The ongoing process of self-correction by an observer, what Becker calls "attunement," is essential to the aesthetic appreciation of distant texts. It also challenges us to explore and extend our thinking about intercultural communication more generally. Understanding human encounters across cultural boundaries requires more than simply describing culturally situated communicative practices and symbols, and the significant meanings they hold for cultural participants (although this may be an important first step). Intercultural understanding also challenges us to consider how people from different cultures go about establishing common ground -- how co-participants actually manage to get anything done when, for example, they are working together or simply being together. The modern philology proposed by Becker offers a viewpoint for reconceptualizing the mutual processes that allow for intercultural communication to take place, not as a competition between participants' different frames, but as an opportunity to ecologically create new ones.

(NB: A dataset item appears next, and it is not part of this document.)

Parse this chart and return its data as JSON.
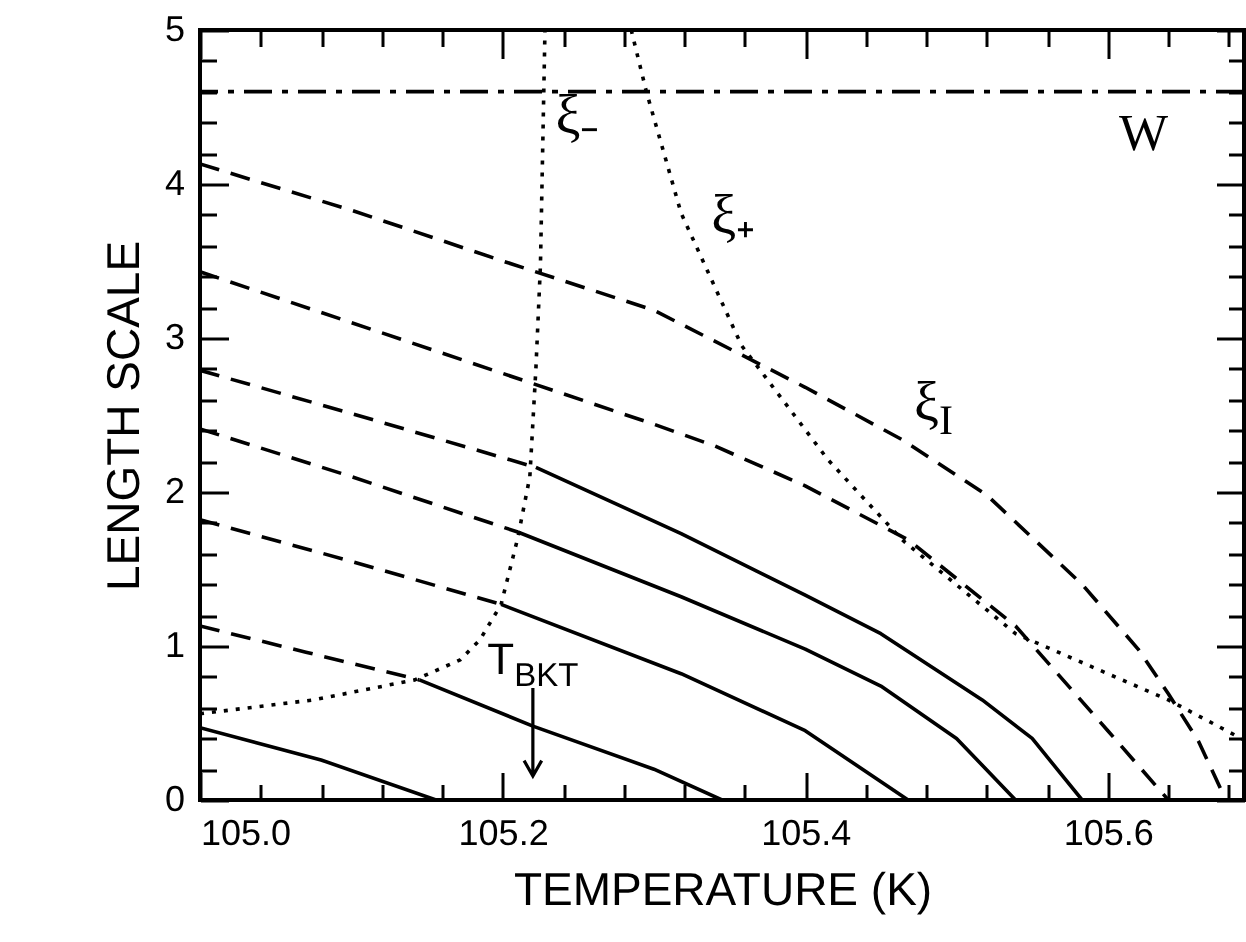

While the textual analyses in this collection will undoubtedly be of great interest to linguists and Southeast Asian specialists who engage similar texts in their scholarly work, the epistemological and communicative implications raised here speak to a diverse audience across many disciplines. The themes explored in this collection regarding the deeply social nature of all languaging are of potential interest to many of us who engage others in dialogue in both teaching and research relationships and within other human systems. Beyond Translation invites us to speculate about non-distant "translations" in everyday encounters as we consider the professional languages we employ. Other readers will undoubtedly see both more and less than I have in Becker's work. Most importantly for me, this work draws attention to how the process of studying and representing others must include some awareness of one's own self as part of this process, thereby encouraging new dialogic possibilities.